Contact with the Phoenicians had a great impact on Tartessian culture, as reflected in their imagery. Later sculpture and iconography took on an almost Mesopotamian flare, as seen in the above bronze plaque of Astarte, or similar goddess, that dates to the 8th century, Spain.

But make no mistake, the Tartessians were not ‘given’ their culture by the Phoenicians or anyone else. They were a long standing people with a rich and complex history before the Greeks, Etruscans, Phoenicians, or Romans ever set foot in their land. As stated by Strabo, “They are considered the most educated of the Iberians, they have a scripture, even have historical chronicles, poems, and laws in verse of which they say are six thousand … ”

This was an advanced and enlightened Bronze Age society, and had their own writing system, that is considered the oldest of the Iberian scripts. Though the staele that have survived the time do show considerable influence from the Phoenician alphabet, Tartessian is a language unto itself and has not been fully deciphered. It is also likely that recently archaeological discoveries show that there was more than one written dialect of the language.

There were many famous figures in Tartessian society that were noted by outside contemporary writers, but none as much as King Argantonio, who was famed for his wisdom, wealth, and generosity. He was praised for his friendship, and in one story, invited a good many Greeks whose territory had been encroached upon by the Persians, to stay and settle in his lands. The Greeks did not take him up on the offer, but did accept his gift of over a ton of silver, so they could pay for the construction of a defensive wall.

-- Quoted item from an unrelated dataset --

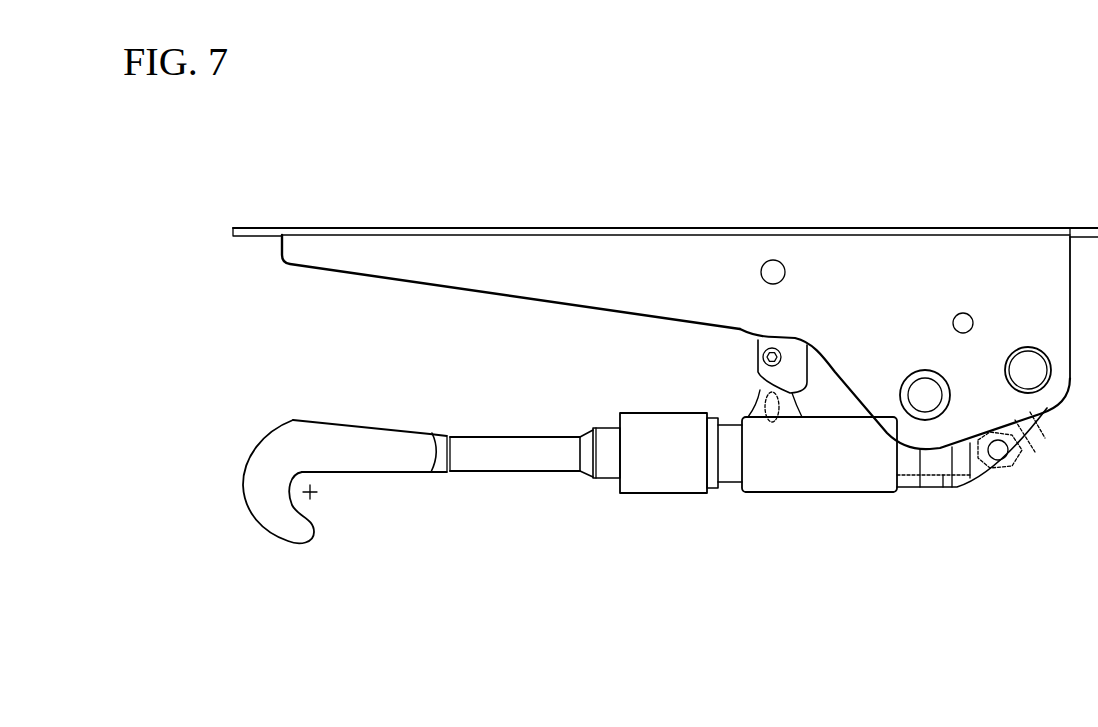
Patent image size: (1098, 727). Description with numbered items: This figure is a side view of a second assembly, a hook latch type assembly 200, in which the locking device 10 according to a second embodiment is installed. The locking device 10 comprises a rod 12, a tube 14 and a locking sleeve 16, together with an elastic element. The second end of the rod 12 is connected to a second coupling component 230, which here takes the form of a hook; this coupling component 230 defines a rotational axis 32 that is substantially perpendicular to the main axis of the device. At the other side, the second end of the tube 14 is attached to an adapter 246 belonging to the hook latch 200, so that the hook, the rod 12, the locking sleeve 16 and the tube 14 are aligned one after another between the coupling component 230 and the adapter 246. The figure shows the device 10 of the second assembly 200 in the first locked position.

Eventually, despite their wealth and strong trading ties with the other Bronze Age societies, with the coming of the Iron Age, the Tartessian Empire fell by the wayside, and the Cartheginians and Romans soon took their place. But their legacy remains, and if you want more of their beautiful art or just more information, check out the National Museum of Archaeology of Spain and their protohistory exhibit online, or, the Archaeological Museum of Seville for more specific finds from the excavations.